Conjugate of a complex number

Can you guys please tell that what's the conjugate of $i^i$? I tried to solve on the basis that multiplying conjugate with it's respective complex no. yields real no. So my try gives its answer as $i^{-i}$. Is it correct?

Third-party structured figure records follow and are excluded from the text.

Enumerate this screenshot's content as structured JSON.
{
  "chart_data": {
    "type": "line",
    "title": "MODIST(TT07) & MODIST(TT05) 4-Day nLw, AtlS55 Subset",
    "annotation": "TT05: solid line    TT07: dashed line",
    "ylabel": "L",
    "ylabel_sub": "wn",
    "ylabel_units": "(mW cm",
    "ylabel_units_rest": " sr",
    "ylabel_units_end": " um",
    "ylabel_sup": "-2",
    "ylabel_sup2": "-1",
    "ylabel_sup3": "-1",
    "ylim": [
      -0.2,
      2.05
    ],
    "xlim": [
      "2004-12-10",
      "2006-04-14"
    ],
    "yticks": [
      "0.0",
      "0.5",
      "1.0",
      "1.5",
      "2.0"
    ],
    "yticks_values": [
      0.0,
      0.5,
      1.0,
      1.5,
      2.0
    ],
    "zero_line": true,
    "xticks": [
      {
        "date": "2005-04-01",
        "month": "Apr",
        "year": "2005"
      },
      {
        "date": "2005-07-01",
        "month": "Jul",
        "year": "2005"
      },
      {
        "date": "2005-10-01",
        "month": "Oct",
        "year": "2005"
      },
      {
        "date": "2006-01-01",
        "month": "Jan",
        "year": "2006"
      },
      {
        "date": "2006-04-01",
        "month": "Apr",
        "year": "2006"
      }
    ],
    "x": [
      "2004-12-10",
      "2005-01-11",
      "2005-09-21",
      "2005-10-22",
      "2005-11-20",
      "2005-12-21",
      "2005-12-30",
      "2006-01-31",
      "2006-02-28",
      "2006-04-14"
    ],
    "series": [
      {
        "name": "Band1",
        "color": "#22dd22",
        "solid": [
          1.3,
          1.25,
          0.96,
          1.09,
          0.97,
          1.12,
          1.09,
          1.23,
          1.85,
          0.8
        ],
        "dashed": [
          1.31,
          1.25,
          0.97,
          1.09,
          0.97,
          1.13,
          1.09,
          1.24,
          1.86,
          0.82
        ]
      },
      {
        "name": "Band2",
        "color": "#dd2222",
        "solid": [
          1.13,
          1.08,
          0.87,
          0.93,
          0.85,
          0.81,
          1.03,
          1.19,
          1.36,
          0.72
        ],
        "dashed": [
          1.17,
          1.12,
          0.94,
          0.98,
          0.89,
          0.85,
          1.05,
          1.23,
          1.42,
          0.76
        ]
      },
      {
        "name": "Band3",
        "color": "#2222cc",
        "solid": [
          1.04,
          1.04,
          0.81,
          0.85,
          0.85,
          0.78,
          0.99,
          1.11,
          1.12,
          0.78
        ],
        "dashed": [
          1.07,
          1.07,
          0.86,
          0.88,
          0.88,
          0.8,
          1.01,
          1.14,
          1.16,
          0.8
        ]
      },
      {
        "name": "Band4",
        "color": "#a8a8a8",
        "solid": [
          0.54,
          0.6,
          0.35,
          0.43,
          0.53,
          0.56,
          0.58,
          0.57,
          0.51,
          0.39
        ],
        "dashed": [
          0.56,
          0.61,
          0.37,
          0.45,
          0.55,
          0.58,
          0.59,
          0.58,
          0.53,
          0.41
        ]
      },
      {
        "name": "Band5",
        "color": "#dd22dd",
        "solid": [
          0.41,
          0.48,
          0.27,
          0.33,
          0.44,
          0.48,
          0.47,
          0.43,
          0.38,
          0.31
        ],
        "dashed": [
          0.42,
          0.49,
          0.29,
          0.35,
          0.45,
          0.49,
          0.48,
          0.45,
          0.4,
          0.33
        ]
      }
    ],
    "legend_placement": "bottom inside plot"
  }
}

• Welcome to math.SE: I have tried to improve the readability of your question by introducing Tex. – AlexR Apr 25 '18 at 16:33
• Can you use $i = e^{\frac{i\pi}{2}}$? – Paul Apr 25 '18 at 16:34
• Do you realize that there are infinitely many values of $i^i?$ – saulspatz Apr 25 '18 at 16:35
• Because $i = e^{i(\frac{\pi}{2}+2k\pi)}$ for any integer k. – Paul Apr 25 '18 at 16:37

$$\overline{i^i}={\overline i}^{\overline i}=(1/i)^{-i}=i^i$$ so the conjugate of $i^i$ is itself. I should mention that I got this trick from a different answer on this site, but I do not remember which one.
The definition of $z^w$ is $\exp(w\log z)=\exp(w(\log |z|+i\arg(z))$. This is a multivalued funciton, because $\text{arg}$ is multivalued, since it is only well defined up to a multiple of $2\pi$. Therefore, $$i^i=\exp(i(\log |i|+i\arg i))=\exp(-(\pi/2+2\pi k)),$$ where the above equation is valid for any $k\in \mathbb Z$. No matter which $k$ you choose, the result is real, so the conjugate of $i^i$ is always itself.
We can compute $i^i=e^{\frac{-\pi}{2}+2k\pi}, k \in \Bbb Z$ .
What is worth noting is that, despite it being a highly irrational number, all values of $i^i$ are real - they don't have a complex conjugate, or at the very least, its conjugate is itself (I don't know for certain which is the better definition).